Le cdH et le délégué aux droits de l’enfant demandent un rapatriement généralisé
Interrogé sur cette question à la Chambre, Koen Geens met l’accent sur les autorités kurdes : "Nous devons convaincre les autorités kurdes qui surveillent les camps, pour permettre aux enfants de partir sans leurs mères. Et nous devons obtenir le consentement des parents, pour pouvoir séparer les enfants de leurs parents. Les possibilités doivent encore être examinées." La Belgique semble donc disposée à respecter cette décision de justice, que le ministre, sur la base d’une première analyse, estime "conforme" à la décision prise par le gouvernement en décembre 2017 de permettre, sur demande, un rapatriement des enfants de djihadistes belges.

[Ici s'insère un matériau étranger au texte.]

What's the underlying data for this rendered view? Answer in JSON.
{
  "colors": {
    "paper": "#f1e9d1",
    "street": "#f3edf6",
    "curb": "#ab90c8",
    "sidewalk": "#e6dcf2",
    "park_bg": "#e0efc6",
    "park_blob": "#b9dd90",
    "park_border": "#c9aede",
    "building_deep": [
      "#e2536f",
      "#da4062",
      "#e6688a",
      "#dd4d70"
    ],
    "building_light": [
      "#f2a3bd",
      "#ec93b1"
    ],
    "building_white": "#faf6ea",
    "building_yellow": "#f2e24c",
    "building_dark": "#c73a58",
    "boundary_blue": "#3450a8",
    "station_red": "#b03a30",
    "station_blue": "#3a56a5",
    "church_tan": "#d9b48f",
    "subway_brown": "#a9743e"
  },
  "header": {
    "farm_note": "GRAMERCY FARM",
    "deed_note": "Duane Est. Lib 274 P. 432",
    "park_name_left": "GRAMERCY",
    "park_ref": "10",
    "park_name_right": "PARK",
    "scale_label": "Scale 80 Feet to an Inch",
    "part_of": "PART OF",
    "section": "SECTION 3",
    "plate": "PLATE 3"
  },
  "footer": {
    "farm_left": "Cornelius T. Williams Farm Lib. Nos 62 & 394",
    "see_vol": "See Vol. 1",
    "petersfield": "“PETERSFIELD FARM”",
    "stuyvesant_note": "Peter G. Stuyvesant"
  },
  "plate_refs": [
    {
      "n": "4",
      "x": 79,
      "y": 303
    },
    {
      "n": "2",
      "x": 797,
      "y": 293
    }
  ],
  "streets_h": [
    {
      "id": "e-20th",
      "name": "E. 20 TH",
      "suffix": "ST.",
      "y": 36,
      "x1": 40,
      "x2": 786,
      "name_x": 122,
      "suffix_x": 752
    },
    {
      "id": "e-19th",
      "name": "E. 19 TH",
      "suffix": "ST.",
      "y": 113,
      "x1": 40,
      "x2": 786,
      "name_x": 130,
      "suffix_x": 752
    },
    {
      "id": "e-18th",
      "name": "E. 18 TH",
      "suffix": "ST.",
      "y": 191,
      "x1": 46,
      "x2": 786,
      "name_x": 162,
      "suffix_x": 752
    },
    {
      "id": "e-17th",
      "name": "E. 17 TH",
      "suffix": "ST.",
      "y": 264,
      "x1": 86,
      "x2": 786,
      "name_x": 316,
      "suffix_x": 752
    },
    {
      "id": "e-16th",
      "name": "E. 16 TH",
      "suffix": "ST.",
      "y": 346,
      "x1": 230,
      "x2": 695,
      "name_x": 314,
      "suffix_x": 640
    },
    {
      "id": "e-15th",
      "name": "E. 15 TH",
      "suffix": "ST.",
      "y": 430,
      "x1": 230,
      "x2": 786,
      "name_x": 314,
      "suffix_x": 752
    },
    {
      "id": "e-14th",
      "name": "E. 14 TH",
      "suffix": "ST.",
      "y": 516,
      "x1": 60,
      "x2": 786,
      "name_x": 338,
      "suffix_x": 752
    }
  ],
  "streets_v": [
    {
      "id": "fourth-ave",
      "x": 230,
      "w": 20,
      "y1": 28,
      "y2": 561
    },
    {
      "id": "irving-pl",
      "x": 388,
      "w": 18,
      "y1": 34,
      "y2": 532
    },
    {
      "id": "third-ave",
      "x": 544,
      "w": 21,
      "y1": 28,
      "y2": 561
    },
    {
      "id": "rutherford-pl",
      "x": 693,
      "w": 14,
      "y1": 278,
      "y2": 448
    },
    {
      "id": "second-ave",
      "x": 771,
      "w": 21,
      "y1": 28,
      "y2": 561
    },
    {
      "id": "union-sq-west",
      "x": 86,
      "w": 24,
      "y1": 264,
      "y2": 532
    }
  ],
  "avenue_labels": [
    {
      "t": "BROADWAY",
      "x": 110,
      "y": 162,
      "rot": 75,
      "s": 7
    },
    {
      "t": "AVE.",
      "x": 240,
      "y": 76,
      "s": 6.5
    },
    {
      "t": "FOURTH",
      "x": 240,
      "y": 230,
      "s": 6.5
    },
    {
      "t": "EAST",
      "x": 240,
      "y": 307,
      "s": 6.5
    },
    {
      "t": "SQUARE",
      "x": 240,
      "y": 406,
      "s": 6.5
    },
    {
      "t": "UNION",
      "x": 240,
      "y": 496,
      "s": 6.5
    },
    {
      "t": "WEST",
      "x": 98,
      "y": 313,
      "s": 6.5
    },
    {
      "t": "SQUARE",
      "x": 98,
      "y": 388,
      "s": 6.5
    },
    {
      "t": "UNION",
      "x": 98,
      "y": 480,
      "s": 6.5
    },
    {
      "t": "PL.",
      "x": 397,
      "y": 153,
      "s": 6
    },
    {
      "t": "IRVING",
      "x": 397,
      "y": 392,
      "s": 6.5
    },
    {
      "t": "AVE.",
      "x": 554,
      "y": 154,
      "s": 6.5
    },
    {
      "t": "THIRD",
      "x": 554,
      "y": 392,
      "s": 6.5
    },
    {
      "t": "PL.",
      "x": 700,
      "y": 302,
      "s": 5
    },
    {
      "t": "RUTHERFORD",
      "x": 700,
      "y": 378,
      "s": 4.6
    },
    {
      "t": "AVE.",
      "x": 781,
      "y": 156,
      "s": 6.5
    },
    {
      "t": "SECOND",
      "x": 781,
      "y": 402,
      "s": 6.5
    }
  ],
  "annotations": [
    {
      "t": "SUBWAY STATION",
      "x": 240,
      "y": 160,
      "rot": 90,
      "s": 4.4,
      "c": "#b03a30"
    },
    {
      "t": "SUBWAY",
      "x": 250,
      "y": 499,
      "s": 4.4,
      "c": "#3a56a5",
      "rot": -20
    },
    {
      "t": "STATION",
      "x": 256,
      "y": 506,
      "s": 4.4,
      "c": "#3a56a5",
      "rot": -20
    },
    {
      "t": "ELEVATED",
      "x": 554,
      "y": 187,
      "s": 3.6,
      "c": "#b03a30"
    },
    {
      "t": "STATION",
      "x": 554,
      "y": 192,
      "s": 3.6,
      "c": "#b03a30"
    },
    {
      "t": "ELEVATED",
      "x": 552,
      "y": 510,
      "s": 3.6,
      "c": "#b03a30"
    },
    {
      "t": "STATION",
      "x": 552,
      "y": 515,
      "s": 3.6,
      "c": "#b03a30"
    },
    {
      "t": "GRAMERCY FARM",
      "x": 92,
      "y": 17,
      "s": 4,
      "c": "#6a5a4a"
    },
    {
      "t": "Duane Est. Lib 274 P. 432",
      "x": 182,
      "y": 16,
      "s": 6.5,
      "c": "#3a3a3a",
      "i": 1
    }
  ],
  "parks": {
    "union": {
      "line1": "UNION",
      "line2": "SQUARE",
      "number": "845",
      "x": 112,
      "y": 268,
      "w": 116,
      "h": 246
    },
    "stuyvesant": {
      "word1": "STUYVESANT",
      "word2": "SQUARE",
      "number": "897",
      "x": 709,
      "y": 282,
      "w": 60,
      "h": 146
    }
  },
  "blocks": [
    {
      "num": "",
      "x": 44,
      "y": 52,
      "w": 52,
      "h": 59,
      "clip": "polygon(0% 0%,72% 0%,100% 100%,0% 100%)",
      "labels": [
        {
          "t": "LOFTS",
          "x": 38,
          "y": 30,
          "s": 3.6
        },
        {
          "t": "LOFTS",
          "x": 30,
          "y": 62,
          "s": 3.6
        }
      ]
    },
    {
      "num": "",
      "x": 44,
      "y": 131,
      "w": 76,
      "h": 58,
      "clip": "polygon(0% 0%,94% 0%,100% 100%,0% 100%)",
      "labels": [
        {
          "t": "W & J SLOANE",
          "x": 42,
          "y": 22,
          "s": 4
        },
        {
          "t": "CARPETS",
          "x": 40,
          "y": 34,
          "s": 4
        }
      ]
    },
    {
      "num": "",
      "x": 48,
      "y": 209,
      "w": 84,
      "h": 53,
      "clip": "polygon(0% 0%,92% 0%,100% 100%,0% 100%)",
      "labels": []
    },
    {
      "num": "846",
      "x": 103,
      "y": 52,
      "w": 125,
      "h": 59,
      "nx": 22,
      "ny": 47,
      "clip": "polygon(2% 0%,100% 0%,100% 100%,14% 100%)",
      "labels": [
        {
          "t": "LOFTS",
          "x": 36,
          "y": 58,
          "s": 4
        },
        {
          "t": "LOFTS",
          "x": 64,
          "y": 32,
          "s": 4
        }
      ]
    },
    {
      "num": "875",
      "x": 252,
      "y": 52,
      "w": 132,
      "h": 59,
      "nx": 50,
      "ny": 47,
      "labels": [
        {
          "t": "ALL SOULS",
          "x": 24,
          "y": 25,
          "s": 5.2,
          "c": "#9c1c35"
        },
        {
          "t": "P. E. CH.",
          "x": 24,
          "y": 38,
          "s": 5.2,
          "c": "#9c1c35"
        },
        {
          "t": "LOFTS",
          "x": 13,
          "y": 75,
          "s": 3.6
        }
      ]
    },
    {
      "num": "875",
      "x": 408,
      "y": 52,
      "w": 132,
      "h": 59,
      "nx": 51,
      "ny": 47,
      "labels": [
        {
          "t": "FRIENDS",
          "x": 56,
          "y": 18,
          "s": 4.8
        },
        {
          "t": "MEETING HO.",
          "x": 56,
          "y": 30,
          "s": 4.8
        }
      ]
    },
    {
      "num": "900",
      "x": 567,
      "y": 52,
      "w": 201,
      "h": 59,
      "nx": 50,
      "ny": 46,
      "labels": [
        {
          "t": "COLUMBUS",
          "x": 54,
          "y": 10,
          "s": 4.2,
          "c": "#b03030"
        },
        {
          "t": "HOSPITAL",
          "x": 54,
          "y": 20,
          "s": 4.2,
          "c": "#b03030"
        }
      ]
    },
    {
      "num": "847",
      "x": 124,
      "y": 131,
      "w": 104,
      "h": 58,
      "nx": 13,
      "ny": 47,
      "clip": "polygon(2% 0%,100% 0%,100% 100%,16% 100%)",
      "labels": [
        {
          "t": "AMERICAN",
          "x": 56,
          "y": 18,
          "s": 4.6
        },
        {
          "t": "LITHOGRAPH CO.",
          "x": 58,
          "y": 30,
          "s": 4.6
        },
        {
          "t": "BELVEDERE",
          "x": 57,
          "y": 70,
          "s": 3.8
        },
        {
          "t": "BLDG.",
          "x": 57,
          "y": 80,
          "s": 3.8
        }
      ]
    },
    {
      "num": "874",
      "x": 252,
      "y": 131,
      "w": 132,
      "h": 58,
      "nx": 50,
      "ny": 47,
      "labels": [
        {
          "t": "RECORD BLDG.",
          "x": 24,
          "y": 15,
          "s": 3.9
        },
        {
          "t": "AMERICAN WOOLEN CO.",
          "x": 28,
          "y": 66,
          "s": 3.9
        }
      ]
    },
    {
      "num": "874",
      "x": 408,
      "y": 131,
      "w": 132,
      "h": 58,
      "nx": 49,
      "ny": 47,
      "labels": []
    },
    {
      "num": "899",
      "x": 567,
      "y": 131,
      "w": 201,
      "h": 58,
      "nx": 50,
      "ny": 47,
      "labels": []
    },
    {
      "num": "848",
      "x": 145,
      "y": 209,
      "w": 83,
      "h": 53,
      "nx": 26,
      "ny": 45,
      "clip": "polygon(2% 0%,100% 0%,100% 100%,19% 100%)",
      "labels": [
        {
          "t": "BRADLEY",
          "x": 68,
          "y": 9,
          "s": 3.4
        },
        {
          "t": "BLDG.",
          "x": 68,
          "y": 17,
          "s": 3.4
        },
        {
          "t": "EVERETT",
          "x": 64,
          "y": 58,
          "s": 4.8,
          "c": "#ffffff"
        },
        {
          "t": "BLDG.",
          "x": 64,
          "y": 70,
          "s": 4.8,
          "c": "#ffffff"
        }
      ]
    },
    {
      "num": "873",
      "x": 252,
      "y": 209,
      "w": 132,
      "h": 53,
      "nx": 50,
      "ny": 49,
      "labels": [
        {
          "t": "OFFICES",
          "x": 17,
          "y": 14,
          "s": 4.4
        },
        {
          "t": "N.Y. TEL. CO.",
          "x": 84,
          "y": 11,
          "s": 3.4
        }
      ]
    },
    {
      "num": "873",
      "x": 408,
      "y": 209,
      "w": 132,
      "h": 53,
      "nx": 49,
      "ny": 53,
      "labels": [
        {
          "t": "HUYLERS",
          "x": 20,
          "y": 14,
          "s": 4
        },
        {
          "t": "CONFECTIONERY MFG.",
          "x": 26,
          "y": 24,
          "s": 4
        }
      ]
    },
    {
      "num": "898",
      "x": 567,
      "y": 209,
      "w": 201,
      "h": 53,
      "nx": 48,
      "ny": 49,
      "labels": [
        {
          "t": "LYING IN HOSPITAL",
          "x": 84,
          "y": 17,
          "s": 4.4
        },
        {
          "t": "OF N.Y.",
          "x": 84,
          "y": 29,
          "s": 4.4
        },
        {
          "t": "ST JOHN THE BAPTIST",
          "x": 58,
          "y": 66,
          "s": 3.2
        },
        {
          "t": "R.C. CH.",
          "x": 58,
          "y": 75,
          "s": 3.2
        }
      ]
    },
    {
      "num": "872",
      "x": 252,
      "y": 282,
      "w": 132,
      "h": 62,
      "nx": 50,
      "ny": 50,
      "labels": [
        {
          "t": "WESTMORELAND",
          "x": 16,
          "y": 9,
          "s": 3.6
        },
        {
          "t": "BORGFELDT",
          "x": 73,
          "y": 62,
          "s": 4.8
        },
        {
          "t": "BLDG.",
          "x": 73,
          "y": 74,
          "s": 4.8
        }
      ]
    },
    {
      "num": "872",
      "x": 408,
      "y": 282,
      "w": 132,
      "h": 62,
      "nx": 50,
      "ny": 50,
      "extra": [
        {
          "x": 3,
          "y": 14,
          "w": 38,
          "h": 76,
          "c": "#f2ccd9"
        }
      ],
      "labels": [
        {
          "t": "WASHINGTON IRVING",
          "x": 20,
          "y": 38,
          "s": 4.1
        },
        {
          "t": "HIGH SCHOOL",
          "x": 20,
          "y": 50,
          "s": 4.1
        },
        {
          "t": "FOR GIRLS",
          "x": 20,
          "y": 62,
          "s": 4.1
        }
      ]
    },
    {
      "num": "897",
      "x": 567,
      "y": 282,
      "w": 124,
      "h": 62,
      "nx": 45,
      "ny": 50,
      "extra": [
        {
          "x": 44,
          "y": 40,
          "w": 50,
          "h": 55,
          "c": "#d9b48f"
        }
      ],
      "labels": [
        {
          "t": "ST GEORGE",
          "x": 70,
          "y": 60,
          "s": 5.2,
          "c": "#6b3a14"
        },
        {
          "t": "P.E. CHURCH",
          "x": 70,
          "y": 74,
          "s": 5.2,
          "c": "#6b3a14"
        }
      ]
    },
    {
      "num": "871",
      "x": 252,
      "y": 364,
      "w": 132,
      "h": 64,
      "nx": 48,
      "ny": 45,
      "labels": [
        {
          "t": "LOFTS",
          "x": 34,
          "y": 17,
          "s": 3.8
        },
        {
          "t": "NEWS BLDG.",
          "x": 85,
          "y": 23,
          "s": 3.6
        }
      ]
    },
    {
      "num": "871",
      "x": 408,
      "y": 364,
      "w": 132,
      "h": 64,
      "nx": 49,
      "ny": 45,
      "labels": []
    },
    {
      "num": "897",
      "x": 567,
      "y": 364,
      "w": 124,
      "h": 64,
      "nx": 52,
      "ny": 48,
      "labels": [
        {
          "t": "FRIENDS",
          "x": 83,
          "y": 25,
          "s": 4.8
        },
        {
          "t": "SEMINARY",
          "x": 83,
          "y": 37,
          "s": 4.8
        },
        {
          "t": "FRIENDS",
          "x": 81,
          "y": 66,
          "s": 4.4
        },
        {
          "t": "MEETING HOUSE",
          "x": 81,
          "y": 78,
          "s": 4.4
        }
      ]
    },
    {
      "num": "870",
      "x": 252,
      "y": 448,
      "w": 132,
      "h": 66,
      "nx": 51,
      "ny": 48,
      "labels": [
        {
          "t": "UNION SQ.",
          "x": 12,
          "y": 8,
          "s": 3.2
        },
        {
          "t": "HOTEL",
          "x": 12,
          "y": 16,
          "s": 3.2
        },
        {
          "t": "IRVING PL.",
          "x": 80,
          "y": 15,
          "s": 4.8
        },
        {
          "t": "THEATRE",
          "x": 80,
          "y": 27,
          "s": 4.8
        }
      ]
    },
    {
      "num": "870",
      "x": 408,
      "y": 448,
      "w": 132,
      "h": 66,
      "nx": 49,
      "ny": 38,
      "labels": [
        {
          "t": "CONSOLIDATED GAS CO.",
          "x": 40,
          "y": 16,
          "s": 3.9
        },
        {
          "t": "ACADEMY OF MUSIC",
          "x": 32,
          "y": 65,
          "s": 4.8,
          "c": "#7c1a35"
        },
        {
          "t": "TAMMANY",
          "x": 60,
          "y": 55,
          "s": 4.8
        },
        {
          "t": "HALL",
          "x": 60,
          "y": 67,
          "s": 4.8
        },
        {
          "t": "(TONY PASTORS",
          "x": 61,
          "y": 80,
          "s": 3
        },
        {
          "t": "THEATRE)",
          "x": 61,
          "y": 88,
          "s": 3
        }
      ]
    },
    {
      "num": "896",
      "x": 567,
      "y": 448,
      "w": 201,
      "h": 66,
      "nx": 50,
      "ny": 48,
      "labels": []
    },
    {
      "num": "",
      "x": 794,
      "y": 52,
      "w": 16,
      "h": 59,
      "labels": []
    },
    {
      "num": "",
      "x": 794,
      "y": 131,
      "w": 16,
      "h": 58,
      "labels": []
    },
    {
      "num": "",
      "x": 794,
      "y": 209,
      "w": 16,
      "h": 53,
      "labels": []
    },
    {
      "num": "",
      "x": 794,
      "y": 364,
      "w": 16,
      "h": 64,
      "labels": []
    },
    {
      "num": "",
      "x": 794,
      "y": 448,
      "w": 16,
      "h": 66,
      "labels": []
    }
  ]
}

Mais séparer enfant et mère, ce n’est pas possible pour le délégué général aux droits de l’enfant, Bernard De Vos, "pas une demi-seconde" : "Ce sont de très petits enfants, en bas âge, il n’est pas question de séparer ces enfants de leur mère, leur seul lien depuis leur naissance, seul lien d’attachement affectif et émotionnel."
Ramener femmes, enfants, et même les combattants belges est une nécessité exprimée par d’autres, souligne Bernard De Vos : "depuis septembre, on sait que le patron de l’OCAM, supposé chargé de la sécurité de notre Etat, et le procureur fédéral, plaident tous les deux pour un retour, pour des raisons sécuritaires, des enfants, des mères et des combattants. L’idée c’est de faire rentrer tout le monde pour éviter qu’on se retrouve avec des personnages potentiellement malveillantes dans la nature sans qu’on puisse les contrôler." Attention, poursuit le délégué, "l’idée, c’est pas de faire rentrer les mères en leur disant 'ok tout va bien'. L’idée, c’est de les judiciariser, en notant d’ailleurs que plusieurs d’entre elles sont condamnées par contumace ou par défaut, car elles ont effectivement appartenu à une association terroriste."
Au niveau politique, le cdH, par la voix de George Dallemagne, estime également qu’il faut rapatrier tout le monde : "C’est le bon sens même que d’éviter que nos ressortissants, qu’ils soient enfants, femmes ou hommes, soient entre les mains des personnes qui pourront les utiliser contre nous."